1.2 Accelerating the Climate Services Value Chain Using the Climate Intelligence Ecosystem in the Cloud

Monday, 29 January 2024: 8:45 AM
Key 10 (Hilton Baltimore Inner Harbor)
Ryan Harris, Booz Allen Hamilton, Dunedin, FL; Booz Allen Hamilton, McLean, VA; and P. Sukhatankar, J. Minier, and E. Redfearn

To infuse the science of weather and climate in decision support systems and daily operations, Booz Allen created its Climate Intelligence Ecosystem solution. This solution better connects the various links in the climate services value chain, and essentially aims to transform and optimize it. Several definitions exist to describe the climate services value chain, but for the sake of this presentation, we define the value chain in five separate links: data acquisition and collection; data integration, management, and democratization; advanced computing; climate analytics; and delivery of actionable information. In developing its Climate Intelligence Ecosystem, Booz Allen focused on novel data stewardship approaches to accelerate improved understanding, relevance, and adoption of scientific information to optimize climate-informed decisions across policy, mission, and business areas.

The Climate Intelligence Ecosystem’s "as a Service" features support communities of data stewards and users alike and are flexible in meeting the common data challenges across weather, environmental, energy, and earth science domains. The Ecosystem enables climate data-driven policy decisions, accelerating insights using cloud-based Artificial Intelligence/Machine Learning (AI/ML) and advanced analytics. The Ecosystem’s flexible open-source and cloud-based services are built on open architecture with the ability to integrate across multiple cloud platforms. The Ecosystem provides an on-demand data science workbench capability for analytics and modeling with no environment or infrastructure setup required for users. The Ecosystem’s data catalog can be loaded with high-quality environmental and population data from authoritative sources like NOAA, USGS, FEMA, IPCC, and others. A secure API layer offers the ability to feed external capabilities, such as Digital Twins or commercial visualization tools like Esri, Tableau, and Qlik. The Ecosystem not only optimizes the data value chain, but also enables actionable information for a variety of climate adaptation and resilience services.

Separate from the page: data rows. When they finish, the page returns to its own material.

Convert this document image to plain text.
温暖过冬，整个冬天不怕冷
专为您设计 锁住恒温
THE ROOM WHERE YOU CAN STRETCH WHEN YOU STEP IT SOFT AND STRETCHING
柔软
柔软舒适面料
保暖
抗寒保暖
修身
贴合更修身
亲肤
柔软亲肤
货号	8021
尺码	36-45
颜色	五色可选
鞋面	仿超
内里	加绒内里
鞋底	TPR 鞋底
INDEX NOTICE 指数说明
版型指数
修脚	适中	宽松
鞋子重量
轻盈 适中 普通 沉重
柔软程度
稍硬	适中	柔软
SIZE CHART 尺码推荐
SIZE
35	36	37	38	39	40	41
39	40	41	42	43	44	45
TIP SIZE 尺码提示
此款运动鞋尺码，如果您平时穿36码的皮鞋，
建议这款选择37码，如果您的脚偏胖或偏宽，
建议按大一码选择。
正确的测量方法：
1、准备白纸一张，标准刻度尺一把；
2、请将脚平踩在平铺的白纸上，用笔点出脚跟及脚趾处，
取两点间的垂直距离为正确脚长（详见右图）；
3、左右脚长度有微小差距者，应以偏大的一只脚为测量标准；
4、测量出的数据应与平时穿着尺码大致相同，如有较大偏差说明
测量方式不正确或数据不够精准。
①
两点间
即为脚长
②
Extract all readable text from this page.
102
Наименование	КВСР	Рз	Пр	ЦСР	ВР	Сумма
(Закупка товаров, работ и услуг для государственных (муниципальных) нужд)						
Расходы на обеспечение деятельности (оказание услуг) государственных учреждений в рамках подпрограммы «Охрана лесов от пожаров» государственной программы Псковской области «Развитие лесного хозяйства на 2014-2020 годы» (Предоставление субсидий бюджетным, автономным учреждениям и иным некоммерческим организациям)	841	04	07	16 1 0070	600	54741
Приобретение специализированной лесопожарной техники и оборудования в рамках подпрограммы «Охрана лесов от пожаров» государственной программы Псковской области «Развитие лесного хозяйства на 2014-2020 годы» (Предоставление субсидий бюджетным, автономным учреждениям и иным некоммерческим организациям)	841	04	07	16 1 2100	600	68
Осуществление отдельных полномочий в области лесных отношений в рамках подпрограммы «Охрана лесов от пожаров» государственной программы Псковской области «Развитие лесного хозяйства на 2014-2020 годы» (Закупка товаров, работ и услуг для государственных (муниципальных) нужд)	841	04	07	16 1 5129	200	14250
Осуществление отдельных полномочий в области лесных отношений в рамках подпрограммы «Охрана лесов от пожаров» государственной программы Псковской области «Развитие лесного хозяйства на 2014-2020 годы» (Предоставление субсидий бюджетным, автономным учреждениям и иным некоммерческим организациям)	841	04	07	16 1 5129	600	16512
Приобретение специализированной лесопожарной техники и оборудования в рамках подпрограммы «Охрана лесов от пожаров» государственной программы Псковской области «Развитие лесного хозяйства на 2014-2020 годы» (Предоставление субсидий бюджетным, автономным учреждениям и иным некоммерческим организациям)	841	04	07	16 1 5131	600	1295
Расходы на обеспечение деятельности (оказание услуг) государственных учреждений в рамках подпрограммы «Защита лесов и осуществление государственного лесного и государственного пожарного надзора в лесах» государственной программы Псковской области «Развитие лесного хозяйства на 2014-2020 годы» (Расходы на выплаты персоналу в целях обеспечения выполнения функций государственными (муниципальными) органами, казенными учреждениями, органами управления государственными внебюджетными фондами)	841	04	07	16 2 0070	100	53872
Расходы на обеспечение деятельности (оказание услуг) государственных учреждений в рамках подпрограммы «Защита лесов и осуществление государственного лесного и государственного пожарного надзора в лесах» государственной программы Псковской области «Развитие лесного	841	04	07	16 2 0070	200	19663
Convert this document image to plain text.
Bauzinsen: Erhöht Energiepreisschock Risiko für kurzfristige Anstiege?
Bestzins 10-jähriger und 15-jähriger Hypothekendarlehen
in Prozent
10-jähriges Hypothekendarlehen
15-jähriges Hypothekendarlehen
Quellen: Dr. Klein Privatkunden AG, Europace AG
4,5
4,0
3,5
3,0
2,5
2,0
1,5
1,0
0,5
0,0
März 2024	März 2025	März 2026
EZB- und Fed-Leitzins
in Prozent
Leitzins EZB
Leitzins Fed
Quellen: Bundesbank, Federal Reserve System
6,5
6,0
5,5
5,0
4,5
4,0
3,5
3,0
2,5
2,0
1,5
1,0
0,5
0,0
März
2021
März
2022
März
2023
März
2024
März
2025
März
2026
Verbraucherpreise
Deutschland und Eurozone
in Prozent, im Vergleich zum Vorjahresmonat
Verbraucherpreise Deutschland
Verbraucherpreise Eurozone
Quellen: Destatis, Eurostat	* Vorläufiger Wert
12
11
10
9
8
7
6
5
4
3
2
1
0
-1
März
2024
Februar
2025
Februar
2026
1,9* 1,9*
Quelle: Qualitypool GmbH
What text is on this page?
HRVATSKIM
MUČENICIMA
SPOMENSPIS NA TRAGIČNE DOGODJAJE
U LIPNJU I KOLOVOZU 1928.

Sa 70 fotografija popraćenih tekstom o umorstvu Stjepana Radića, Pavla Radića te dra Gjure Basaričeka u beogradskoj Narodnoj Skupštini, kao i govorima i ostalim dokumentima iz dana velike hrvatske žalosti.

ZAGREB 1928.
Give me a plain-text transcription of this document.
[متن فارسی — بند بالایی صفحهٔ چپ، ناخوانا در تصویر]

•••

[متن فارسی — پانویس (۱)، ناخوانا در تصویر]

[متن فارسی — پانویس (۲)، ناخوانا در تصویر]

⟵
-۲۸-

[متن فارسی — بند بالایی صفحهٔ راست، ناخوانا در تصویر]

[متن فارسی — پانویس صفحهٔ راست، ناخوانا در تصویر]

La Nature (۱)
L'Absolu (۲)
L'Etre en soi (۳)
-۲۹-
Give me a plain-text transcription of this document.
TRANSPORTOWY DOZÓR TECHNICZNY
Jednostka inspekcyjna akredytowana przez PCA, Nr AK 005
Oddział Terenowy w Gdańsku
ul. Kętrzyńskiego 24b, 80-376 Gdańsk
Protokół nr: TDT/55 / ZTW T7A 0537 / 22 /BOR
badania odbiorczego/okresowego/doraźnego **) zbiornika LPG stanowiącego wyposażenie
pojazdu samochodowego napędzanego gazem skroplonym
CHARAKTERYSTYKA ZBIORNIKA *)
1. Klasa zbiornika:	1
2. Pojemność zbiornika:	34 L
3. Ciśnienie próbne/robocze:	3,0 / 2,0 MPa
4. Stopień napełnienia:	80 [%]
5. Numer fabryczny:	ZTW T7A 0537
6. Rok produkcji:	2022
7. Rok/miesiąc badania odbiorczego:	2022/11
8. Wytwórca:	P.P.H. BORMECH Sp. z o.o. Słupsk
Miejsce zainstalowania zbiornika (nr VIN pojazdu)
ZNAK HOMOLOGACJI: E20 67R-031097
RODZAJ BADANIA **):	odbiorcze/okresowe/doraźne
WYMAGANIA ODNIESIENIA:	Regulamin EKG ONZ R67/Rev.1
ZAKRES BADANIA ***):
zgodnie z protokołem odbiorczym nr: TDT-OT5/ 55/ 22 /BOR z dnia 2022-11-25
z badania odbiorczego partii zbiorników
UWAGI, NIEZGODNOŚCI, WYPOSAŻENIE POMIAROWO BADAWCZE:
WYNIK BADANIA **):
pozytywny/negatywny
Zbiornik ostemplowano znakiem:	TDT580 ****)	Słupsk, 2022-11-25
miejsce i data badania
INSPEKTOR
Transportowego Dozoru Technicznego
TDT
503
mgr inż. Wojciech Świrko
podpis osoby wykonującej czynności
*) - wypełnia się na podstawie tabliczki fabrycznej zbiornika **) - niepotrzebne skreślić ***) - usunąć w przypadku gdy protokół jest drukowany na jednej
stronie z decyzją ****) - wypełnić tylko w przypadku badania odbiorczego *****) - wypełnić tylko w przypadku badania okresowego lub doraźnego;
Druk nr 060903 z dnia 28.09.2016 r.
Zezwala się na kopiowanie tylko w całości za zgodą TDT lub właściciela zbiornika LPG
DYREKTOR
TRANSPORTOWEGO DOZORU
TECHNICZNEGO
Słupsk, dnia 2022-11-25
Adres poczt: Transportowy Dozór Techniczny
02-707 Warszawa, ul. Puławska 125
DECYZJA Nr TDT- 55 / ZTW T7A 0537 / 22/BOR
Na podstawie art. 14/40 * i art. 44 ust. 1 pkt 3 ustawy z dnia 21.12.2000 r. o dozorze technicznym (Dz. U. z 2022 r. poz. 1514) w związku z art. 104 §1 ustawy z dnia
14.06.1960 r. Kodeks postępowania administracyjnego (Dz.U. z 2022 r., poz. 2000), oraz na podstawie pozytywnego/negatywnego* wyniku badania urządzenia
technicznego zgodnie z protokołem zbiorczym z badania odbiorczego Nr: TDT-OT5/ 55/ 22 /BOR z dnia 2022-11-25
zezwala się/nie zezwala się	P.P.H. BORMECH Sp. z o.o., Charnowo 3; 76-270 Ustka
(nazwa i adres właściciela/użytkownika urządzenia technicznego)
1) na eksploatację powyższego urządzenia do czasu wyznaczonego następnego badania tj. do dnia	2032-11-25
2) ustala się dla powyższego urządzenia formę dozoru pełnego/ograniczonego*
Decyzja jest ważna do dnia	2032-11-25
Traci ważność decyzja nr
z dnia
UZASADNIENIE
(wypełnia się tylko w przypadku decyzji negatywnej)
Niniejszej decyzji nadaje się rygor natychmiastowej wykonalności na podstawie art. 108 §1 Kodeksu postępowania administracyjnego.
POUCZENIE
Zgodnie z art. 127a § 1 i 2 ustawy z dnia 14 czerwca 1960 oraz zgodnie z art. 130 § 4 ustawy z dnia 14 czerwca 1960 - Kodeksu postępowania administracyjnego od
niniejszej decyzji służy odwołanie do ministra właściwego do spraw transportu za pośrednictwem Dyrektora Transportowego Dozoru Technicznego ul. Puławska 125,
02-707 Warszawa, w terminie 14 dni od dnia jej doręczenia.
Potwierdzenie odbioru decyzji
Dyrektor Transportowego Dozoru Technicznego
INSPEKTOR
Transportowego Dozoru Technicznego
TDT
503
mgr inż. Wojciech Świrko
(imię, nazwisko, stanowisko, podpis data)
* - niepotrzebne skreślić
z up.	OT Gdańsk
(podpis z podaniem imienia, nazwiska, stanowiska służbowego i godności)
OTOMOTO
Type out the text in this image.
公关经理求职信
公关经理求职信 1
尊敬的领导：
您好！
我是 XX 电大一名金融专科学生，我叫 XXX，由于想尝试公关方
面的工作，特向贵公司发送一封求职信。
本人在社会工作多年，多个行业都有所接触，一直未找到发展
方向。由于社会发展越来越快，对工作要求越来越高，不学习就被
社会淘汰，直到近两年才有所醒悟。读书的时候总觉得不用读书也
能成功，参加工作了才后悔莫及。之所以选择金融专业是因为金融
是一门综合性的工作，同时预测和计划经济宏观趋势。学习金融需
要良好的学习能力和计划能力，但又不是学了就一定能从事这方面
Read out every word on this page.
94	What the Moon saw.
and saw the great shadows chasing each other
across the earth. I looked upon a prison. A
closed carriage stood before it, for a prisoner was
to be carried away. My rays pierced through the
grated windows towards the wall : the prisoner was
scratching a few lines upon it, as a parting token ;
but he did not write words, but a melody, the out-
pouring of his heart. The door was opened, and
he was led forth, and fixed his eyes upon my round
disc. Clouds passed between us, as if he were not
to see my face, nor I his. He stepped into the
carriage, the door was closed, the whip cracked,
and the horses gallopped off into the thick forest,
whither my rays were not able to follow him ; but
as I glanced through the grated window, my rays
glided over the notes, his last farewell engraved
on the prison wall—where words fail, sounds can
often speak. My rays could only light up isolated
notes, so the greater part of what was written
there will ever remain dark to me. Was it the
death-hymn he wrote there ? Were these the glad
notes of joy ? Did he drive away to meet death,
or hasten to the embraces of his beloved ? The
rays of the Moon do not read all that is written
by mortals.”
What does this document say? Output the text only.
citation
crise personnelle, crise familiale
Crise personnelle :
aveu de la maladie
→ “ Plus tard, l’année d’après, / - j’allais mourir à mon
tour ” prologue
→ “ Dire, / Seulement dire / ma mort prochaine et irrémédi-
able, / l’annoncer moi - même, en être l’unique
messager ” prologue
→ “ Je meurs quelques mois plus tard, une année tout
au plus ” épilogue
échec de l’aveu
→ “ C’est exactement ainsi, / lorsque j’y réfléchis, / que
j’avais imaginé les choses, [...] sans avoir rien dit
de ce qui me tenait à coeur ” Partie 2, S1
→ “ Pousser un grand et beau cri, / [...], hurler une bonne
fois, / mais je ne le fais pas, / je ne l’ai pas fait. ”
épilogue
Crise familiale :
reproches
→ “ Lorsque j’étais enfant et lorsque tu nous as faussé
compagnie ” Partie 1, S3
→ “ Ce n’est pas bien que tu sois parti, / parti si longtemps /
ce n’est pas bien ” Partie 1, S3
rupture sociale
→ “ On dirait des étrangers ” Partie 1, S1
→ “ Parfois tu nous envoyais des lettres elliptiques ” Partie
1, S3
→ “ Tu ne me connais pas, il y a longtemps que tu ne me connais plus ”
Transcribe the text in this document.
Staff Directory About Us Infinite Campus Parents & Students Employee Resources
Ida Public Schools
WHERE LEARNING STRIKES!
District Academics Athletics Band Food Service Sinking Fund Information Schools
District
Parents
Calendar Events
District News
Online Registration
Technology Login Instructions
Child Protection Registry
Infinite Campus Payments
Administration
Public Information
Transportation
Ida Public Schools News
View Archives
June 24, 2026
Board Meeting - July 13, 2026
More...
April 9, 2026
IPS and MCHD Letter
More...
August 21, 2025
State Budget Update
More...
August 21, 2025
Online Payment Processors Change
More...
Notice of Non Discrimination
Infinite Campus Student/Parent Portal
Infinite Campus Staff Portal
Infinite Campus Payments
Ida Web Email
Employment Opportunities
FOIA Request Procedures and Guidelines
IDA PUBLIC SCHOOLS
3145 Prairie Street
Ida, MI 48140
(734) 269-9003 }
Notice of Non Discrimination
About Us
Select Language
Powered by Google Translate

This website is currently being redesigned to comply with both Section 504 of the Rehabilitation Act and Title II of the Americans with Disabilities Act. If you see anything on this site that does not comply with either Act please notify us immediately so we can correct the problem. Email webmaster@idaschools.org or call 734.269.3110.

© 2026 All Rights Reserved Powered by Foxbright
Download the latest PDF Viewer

A few examples of the application of the Climate Intelligence Ecosystem include 1) creation of a sub-surface water intelligence projection pilot; 2) use of EPA and other data, and Digital Twin technology to showcase air quality heatmaps and scenario planning by introduction of Electric Vehicles (EVs), and more. The same design principles are used for other projects including a recent capability to visually explore data via geospatial services serving over 100,000 unique Earth science users with over 50 million data requests in a year.

For the water intelligence pilot in particular, the project ingested, transformed, and stored USGS groundwater data, Coupled Model Intercomparison Project Phase 6 (CMIP6), and other datasets in the cloud using a common schema. Data science techniques, such as linear regression, Support Vector Machine (SVM), random forest, and gradient boosting models, were performed to merge the datasets and train ML models to ultimately project future subsurface water depths useful to water managers and long-term community master planners.

Communities, individuals, and businesses are in a race against time to make better climate-informed decisions as climate changes continue to accelerate. Data and technologies are often disconnected from the mission owner or decision maker. With the Climate Intelligence Ecosystem’s cloud-based and AI/ML-fueled platform, Booz Allen has created the conduit, from data management to climate analytics, to more rapidly link data and technology to a variety of mission outcomes.

In this presentation, we will discuss the framework and approaches behind the Climate Intelligence Ecosystem and share insights and lessons learned from recent research and prototypes stemming from our work and how they are beginning to accelerate the Climate Services value chain.